—¡Vive Dios! el diablo se me lleve si no me he dormido.
—¿Y qué mal hay en ello, don Oliverio? dijo en el mismo idioma el ranchero.
—¡Ah! ¿están Vds. ahí, amigos míos? profirió Oliverio sonriendo alegremente y tendiéndoles la mano; grato despertar el mío, ya que les encuentro a mi lado. Buenos días, Luisa, hija mía; buenos días, Teresa, y tú, mi viejo Loick, buenos días también. Traen Vds. unos rostros que da gusto verles.
—Siento que se haya despertado V., don Oliverio, dijo la hechicera Luisa.
—Tanto más cuanto estará V. fatigado, añadió Loick.
—¡Bah! ¡bah! ¿quién piensa en ello? ¿Verdad que no sospechaban Vds. encontrarme aquí?

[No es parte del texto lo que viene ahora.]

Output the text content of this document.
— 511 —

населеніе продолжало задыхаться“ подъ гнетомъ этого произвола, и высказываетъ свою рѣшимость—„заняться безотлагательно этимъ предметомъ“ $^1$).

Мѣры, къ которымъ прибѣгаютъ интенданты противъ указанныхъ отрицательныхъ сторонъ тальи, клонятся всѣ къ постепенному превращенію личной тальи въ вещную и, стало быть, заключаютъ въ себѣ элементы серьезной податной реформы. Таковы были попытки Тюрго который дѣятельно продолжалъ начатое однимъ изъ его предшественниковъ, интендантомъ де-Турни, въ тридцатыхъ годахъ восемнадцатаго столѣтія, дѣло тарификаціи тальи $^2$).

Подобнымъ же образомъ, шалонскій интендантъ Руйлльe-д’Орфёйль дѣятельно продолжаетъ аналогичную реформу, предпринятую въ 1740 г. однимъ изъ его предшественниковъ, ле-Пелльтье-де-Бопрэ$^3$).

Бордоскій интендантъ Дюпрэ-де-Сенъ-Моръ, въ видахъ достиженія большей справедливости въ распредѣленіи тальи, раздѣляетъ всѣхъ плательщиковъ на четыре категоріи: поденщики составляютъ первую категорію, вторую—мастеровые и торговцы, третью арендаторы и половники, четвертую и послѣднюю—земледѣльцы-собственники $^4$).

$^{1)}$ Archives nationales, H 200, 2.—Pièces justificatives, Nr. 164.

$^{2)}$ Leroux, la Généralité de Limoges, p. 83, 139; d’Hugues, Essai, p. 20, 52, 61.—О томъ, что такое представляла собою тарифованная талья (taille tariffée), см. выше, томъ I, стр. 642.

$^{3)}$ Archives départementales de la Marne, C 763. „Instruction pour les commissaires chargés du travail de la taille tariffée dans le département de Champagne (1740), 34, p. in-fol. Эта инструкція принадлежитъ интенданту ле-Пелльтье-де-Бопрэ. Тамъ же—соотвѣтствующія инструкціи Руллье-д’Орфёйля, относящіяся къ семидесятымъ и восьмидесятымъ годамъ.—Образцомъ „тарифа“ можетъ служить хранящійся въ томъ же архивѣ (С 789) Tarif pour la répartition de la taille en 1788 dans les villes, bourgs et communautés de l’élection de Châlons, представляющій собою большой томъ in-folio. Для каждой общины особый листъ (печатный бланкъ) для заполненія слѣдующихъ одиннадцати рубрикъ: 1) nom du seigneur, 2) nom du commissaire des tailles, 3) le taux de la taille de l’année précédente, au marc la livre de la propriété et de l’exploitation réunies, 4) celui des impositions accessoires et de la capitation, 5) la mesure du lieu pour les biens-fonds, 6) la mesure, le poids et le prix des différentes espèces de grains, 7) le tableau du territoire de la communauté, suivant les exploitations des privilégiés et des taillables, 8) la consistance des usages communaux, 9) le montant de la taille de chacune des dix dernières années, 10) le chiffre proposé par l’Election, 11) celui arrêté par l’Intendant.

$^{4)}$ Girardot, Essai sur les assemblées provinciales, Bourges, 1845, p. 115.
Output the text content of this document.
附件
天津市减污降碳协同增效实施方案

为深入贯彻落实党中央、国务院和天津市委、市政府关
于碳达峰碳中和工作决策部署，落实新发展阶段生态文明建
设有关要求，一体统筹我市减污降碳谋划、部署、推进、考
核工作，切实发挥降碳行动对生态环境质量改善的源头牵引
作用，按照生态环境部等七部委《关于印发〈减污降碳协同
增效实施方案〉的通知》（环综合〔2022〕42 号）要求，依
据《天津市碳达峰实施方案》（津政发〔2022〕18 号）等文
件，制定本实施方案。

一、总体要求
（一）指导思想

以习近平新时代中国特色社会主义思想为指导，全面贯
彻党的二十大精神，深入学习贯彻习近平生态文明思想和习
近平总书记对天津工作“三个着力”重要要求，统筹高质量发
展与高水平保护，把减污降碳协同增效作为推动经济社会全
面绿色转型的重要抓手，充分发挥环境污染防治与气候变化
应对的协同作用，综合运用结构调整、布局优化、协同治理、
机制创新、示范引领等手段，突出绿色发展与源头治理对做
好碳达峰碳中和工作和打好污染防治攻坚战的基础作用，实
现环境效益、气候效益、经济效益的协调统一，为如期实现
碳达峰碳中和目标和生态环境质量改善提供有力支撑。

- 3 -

—Dispense V., don Oliverio, dijo Loick, López me había notificado su llegada.
—Ese diablo de López no puede poner freno a su lengua, profirió de buen humor Oliverio; siempre será charlatán.
—¿Va V. a almorzar con nosotros? preguntó la joven.
—Esto no se pregunta, hijita, dijo el vaquero; bueno estaría que don Oliverio se negase a acompañarnos.